Immutable and agent-invisible¶
The policy is frozen engine state. An agent can't widen its own scope by mutating the policy or by adding a contradictory filter — the wrap is applied to the final SQL after the agent's query has been generated.
# The policy object itself is immutable.
try:
store_engine.policy.data_filters = ()
except Exception as exc:
print(f"Mutating the policy is rejected: {type(exc).__name__}")
# Even if the agent asks for another store explicitly, it still only sees
# this store's rows — the forced filter is ANDed onto the final SQL.
other = next(
(r["orders.store_id"] for r in by_store.data if r["orders.store_id"] != STORE_ID),
None,
)
if other:
sneaky = store_engine.execute_sync(
query={
"source_model": "orders",
"measures": ["*:count"],
"filters": [f"store_id = '{other}'"],
}
)
print(f"Agent asked for a different store -> rows returned: {sneaky.data[0]['orders._count']}")
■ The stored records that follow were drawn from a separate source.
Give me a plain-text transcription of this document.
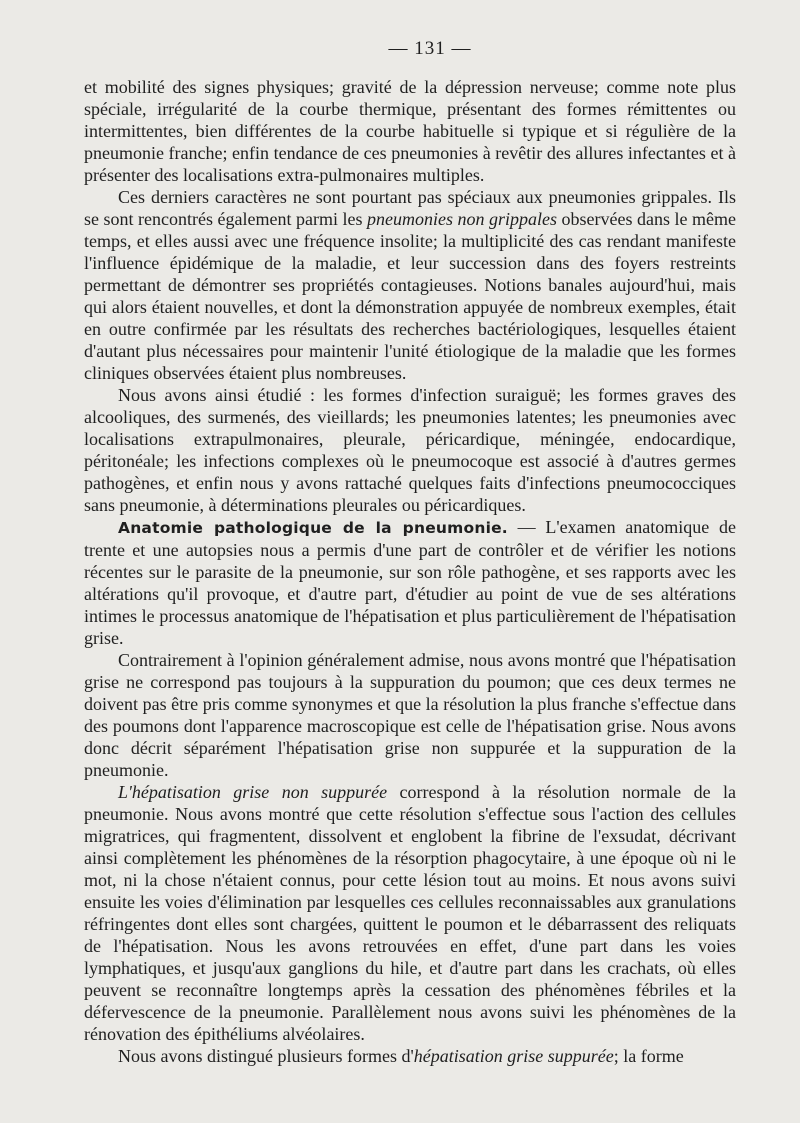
— 131 —

et mobilité des signes physiques; gravité de la dépression nerveuse; comme note plus spéciale, irrégularité de la courbe thermique, présentant des formes rémittentes ou intermittentes, bien différentes de la courbe habituelle si typique et si régulière de la pneumonie franche; enfin tendance de ces pneumonies à revêtir des allures infectantes et à présenter des localisations extra-pulmonaires multiples.

Ces derniers caractères ne sont pourtant pas spéciaux aux pneumonies grippales. Ils se sont rencontrés également parmi les pneumonies non grippales observées dans le même temps, et elles aussi avec une fréquence insolite; la multiplicité des cas rendant manifeste l'influence épidémique de la maladie, et leur succession dans des foyers restreints permettant de démontrer ses propriétés contagieuses. Notions banales aujourd'hui, mais qui alors étaient nouvelles, et dont la démonstration appuyée de nombreux exemples, était en outre confirmée par les résultats des recherches bactériologiques, lesquelles étaient d'autant plus nécessaires pour maintenir l'unité étiologique de la maladie que les formes cliniques observées étaient plus nombreuses.

Nous avons ainsi étudié : les formes d'infection suraiguë; les formes graves des alcooliques, des surmenés, des vieillards; les pneumonies latentes; les pneumonies avec localisations extrapulmonaires, pleurale, péricardique, méningée, endocardique, péritonéale; les infections complexes où le pneumocoque est associé à d'autres germes pathogènes, et enfin nous y avons rattaché quelques faits d'infections pneumococciques sans pneumonie, à déterminations pleurales ou péricardiques.

Anatomie pathologique de la pneumonie. — L'examen anatomique de trente et une autopsies nous a permis d'une part de contrôler et de vérifier les notions récentes sur le parasite de la pneumonie, sur son rôle pathogène, et ses rapports avec les altérations qu'il provoque, et d'autre part, d'étudier au point de vue de ses altérations intimes le processus anatomique de l'hépatisation et plus particulièrement de l'hépatisation grise.

Contrairement à l'opinion généralement admise, nous avons montré que l'hépatisation grise ne correspond pas toujours à la suppuration du poumon; que ces deux termes ne doivent pas être pris comme synonymes et que la résolution la plus franche s'effectue dans des poumons dont l'apparence macroscopique est celle de l'hépatisation grise. Nous avons donc décrit séparément l'hépatisation grise non suppurée et la suppuration de la pneumonie.

L'hépatisation grise non suppurée correspond à la résolution normale de la pneumonie. Nous avons montré que cette résolution s'effectue sous l'action des cellules migratrices, qui fragmentent, dissolvent et englobent la fibrine de l'exsudat, décrivant ainsi complètement les phénomènes de la résorption phagocytaire, à une époque où ni le mot, ni la chose n'étaient connus, pour cette lésion tout au moins. Et nous avons suivi ensuite les voies d'élimination par lesquelles ces cellules reconnaissables aux granulations réfringentes dont elles sont chargées, quittent le poumon et le débarrassent des reliquats de l'hépatisation. Nous les avons retrouvées en effet, d'une part dans les voies lymphatiques, et jusqu'aux ganglions du hile, et d'autre part dans les crachats, où elles peuvent se reconnaître longtemps après la cessation des phénomènes fébriles et la défervescence de la pneumonie. Parallèlement nous avons suivi les phénomènes de la rénovation des épithéliums alvéolaires.

Nous avons distingué plusieurs formes d'hépatisation grise suppurée; la forme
Mutating the policy is rejected: ValidationError Agent asked for a different store -> rows returned: 0
Summary¶
| Aspect | Behaviour |
|---|---|
| Where | SlayerQueryEngine(storage, policy=...) / SlayerClient(storage=..., policy=...) |
| What | Wraps every physical table that has the rule's column in a filtered sub-query |
| Operator | scalar value -> =, list value -> IN (...) |
on_unapplicable="pass" |
tables lacking the column are left unfiltered (shared data) |
on_unapplicable="block" |
tables lacking the column fail the query (every table must carry it) |
| Unconfirmable table | always fails closed (security control) |
| Scope | base, joins, CTEs, sql-mode, query-backed stages, profiling/sample data |
| Mutability | immutable; set only at engine/client init; the agent can't read or change it |
Forced filters are the tightest useful slice of tenant isolation. Join-path rules, per-model scoping, and server-side (REST/MCP) policy are future additions — see Row-Level Security.